On June 11, 2008, the Prime Minister apologized on behalf of the Government of Canada, and all Canadians, for the forcible removal of aboriginal children from their homes and communities to attend Indian residential schools.

In this historic apology, the Prime Minister recognized that there is no place in Canada for the attitudes that inspired the Indian residential school system to ever prevail again.

The apology affirmed Canada’s commitment to joining aboriginal peoples on a journey of healing towards reconciliation.

The commission was mandated with a unique opportunity to educate all Canadians on the Indian residential schools to forge a new relationship between aboriginal peoples and other Canadians. While this is the commission's closing event, the work to heal the relationship between aboriginal and non-aboriginal Canadians must continue.

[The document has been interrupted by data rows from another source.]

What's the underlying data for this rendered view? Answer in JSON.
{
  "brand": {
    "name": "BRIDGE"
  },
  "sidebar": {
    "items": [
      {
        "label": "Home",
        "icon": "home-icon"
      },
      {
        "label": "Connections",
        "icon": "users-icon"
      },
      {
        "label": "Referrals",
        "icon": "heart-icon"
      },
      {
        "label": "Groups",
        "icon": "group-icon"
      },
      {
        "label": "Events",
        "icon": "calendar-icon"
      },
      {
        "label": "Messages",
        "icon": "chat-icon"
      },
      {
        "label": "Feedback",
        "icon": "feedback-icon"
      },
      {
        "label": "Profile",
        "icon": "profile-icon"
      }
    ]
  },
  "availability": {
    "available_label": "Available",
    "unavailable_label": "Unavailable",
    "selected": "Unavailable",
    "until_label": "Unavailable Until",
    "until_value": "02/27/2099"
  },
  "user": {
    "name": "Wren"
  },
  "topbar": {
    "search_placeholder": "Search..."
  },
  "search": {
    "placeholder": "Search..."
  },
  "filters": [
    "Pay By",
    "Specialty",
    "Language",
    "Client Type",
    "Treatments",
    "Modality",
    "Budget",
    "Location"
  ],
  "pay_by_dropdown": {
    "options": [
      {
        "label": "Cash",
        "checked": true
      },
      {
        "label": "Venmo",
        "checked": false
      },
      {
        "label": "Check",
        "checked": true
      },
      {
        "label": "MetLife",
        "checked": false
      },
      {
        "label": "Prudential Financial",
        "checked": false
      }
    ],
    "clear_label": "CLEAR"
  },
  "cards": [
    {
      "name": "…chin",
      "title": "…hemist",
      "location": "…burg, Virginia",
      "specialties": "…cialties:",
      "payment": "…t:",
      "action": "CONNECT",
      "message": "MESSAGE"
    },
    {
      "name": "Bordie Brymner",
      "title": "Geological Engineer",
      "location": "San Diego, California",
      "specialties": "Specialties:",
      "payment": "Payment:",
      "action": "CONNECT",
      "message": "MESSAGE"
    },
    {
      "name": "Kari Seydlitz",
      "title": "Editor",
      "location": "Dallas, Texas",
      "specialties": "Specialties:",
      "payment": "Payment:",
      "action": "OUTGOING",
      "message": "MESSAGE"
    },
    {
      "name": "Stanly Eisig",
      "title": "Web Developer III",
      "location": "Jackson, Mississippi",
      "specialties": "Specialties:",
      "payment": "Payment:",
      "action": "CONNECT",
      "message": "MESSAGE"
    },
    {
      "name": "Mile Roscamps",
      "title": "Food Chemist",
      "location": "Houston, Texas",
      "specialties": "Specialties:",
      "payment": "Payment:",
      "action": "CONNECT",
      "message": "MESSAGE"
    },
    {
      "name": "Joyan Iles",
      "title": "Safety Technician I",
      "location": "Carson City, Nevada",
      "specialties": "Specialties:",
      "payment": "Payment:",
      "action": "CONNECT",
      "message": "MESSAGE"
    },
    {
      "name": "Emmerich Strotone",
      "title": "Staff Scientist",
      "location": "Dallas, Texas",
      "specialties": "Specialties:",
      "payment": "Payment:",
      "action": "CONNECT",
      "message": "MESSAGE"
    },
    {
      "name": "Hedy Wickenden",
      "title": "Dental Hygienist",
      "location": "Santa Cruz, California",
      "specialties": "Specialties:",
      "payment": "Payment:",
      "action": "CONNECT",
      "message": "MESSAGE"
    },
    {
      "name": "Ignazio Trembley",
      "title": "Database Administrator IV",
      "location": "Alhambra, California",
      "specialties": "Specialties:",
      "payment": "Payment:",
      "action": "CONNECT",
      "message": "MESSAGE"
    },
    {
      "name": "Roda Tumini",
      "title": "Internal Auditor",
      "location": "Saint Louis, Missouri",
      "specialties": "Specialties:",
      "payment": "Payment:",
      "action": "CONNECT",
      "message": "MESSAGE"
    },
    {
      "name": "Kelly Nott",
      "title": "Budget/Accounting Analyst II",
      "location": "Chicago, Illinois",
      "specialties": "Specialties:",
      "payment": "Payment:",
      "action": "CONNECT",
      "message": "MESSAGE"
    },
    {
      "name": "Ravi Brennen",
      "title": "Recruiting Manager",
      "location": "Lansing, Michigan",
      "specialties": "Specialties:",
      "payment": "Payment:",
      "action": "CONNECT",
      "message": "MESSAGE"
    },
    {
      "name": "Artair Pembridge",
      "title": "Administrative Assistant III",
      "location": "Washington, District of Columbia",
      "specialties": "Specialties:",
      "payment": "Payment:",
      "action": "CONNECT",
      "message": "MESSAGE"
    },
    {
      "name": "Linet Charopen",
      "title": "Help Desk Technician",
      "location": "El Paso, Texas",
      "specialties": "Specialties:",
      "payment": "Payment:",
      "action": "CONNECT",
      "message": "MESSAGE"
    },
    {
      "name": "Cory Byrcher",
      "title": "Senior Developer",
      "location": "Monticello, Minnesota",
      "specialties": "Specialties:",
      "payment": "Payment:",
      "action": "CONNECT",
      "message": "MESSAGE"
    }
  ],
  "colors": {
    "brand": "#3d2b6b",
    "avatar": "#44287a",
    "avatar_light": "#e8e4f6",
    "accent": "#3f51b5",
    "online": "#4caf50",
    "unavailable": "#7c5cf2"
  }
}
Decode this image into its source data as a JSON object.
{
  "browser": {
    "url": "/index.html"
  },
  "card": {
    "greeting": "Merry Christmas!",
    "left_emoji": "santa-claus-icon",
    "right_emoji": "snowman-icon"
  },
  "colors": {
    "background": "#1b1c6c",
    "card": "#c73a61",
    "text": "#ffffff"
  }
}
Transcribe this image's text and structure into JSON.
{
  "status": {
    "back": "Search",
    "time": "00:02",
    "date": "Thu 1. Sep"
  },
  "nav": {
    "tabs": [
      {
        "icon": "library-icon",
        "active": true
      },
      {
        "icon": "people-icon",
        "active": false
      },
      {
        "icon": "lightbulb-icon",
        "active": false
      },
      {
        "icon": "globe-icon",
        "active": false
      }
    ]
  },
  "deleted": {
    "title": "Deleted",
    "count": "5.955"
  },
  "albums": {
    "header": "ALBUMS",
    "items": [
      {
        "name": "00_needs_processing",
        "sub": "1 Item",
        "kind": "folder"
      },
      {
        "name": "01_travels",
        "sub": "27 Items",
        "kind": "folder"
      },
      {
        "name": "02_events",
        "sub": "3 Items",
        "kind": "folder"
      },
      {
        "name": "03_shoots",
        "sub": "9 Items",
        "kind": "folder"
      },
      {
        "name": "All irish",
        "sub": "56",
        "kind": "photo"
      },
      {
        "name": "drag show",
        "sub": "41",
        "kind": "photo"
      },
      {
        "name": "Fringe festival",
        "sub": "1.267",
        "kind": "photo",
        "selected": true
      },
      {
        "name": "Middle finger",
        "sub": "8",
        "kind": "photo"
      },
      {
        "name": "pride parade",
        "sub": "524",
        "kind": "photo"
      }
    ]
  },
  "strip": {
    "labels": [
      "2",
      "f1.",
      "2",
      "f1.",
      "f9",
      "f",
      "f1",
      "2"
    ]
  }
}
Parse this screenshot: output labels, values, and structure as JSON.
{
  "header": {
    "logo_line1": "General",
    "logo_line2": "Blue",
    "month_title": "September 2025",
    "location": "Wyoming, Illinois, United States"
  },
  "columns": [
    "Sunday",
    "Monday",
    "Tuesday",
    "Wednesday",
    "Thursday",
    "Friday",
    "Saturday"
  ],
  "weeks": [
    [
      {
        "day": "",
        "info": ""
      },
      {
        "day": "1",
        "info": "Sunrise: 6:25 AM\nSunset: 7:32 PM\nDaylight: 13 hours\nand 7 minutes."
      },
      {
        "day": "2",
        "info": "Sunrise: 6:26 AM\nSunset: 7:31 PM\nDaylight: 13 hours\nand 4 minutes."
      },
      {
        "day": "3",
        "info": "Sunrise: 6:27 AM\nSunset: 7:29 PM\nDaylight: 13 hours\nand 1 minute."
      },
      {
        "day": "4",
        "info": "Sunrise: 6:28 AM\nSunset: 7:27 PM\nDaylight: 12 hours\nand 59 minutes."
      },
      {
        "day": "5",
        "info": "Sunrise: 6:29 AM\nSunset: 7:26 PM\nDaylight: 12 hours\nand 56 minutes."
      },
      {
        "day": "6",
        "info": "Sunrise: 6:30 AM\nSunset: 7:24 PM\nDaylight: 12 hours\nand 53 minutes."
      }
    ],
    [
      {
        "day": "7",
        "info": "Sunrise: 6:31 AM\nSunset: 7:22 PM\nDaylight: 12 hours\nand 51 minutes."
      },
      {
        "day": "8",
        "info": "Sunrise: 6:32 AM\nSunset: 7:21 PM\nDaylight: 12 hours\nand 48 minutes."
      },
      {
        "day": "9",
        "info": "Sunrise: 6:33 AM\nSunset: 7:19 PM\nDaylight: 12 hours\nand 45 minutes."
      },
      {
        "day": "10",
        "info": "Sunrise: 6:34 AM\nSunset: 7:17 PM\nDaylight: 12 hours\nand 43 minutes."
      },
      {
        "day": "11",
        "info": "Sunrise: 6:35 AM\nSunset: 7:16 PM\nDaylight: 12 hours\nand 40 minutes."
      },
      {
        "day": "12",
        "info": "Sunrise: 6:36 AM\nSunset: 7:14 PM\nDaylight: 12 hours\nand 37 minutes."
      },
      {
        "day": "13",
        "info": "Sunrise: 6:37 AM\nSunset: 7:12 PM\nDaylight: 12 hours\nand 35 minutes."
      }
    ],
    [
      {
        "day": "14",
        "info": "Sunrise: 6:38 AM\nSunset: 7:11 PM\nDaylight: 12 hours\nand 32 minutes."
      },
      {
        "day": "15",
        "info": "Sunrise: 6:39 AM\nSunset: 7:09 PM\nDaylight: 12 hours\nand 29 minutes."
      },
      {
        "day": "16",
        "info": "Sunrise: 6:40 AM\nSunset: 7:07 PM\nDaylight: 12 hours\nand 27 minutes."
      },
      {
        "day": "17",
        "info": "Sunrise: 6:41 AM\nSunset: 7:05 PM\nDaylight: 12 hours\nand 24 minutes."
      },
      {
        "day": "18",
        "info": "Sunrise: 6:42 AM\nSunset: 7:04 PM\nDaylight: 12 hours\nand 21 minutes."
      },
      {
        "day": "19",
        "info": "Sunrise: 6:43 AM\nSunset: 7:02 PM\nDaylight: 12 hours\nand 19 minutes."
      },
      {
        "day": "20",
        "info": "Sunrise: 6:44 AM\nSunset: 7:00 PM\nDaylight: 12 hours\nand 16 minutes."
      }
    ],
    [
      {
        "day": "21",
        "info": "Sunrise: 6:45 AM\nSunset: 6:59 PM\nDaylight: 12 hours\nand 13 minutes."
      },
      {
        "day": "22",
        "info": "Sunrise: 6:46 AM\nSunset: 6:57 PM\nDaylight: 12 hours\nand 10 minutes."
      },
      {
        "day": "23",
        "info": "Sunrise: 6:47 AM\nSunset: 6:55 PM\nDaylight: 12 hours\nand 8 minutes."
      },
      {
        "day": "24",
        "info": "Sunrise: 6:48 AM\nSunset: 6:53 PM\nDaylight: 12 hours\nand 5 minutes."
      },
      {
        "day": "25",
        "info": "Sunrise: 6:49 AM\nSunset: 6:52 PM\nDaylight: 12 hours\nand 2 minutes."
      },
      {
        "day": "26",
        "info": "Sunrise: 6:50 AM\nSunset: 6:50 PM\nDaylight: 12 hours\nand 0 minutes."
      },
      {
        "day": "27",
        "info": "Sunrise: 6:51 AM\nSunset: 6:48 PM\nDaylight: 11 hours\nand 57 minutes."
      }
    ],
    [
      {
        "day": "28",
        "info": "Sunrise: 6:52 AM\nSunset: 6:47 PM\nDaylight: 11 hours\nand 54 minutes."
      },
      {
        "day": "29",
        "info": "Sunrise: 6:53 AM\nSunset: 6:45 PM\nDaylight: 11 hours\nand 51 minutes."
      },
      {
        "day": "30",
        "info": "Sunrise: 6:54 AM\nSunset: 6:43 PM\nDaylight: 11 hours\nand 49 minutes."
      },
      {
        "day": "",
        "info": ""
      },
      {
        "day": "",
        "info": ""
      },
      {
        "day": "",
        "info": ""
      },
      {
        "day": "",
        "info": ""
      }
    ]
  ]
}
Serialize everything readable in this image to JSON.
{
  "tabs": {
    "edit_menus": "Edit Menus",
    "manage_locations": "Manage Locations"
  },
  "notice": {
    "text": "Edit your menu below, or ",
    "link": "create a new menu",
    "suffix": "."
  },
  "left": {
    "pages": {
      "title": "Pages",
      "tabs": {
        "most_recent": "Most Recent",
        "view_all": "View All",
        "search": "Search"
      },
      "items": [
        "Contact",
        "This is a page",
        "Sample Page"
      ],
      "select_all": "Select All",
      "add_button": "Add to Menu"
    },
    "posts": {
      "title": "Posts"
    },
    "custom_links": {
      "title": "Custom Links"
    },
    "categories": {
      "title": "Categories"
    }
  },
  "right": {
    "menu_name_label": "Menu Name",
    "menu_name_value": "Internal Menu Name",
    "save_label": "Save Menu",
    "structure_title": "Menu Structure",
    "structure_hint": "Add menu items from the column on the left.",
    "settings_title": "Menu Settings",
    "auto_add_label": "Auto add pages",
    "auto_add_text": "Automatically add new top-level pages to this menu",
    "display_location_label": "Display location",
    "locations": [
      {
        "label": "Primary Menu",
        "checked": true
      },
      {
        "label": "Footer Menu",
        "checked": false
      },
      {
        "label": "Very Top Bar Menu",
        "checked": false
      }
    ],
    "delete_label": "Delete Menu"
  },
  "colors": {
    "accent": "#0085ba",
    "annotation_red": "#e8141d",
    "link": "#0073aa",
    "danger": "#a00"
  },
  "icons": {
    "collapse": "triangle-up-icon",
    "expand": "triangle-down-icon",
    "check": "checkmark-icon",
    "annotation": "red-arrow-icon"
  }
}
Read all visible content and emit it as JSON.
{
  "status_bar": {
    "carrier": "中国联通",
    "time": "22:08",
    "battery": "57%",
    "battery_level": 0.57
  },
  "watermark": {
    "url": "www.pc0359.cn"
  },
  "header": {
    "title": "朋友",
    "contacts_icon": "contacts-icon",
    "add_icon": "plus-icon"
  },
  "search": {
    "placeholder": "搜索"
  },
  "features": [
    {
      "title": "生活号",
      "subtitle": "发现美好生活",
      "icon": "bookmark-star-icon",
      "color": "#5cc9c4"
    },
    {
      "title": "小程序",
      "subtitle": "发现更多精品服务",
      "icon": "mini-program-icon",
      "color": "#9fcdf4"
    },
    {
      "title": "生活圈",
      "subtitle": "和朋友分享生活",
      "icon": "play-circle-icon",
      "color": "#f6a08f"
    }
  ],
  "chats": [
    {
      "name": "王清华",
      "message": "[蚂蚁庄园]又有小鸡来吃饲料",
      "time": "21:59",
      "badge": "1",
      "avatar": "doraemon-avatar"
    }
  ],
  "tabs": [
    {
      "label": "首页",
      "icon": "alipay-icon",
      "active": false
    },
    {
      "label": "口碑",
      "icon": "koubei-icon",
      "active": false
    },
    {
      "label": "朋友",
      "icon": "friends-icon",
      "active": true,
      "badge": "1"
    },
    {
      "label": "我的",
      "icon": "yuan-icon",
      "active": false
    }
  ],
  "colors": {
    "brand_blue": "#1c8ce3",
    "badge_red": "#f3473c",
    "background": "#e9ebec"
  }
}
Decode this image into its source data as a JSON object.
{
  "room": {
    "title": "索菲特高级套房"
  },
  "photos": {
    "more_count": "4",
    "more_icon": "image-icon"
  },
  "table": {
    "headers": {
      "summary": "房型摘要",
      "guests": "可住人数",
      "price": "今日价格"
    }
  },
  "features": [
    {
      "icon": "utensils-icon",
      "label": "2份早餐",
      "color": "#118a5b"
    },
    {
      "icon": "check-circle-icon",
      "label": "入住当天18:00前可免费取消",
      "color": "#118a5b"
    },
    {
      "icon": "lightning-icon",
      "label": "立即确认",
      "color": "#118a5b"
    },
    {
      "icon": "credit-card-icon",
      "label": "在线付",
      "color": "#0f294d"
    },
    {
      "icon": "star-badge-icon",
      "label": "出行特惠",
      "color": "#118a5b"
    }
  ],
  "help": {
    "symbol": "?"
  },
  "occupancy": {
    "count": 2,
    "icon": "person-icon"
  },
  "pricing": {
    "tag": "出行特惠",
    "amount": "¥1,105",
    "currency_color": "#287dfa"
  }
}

On this day, let us commit to taking one more step together to rebuild the relationship between aboriginal and non-aboriginal Canadians. This renewed relationship requires sharing the truth.

Compiled through the work of the commission, the historical record of Indian residential schools made possible by the thousands of individuals who courageously came forward to tell their stories is an achievement of national significance. This profound and lasting record will help Canadians toward renewed relationships based on understanding and respect.

Reconciliation is a goal that will take the commitment of multiple generations, and the Government of Canada understands the importance of transforming how it works with aboriginal people and shifting attitudes and perceptions among all Canadians.

Reconciliation is an active process that requires ongoing engagement. The government looks forward to continuing dialogue with all Canadians, aboriginal and non-aboriginal alike, about advancing reconciliation.

To that end, Canada is committed to working toward reconciliation, building on the Prime Minister's historic 2008 apology to former students of Indian residential schools, their families and communities. This will be achieved by acknowledging, learning from and addressing past wrongs, being responsive to aboriginal peoples' expressed needs and priorities, actively engaging Canadians in reconciliation efforts, and commemorating the significant contributions of aboriginal peoples and cultures to Canadian society.

The stained glass window installed in the Centre Block of Parliament is a poignant reminder of the true meaning of reconciliation, not only for the members of Parliament who enter through the door above which it sits, but for all Canadians.

I am confident that we will be able to continue healing as a nation, building on the work of the Truth and Reconciliation Commission. It is in this spirit that Canada pledges that it will continue its efforts to advance reconciliation.

To that end, Canada is committed to working towards reconciliation.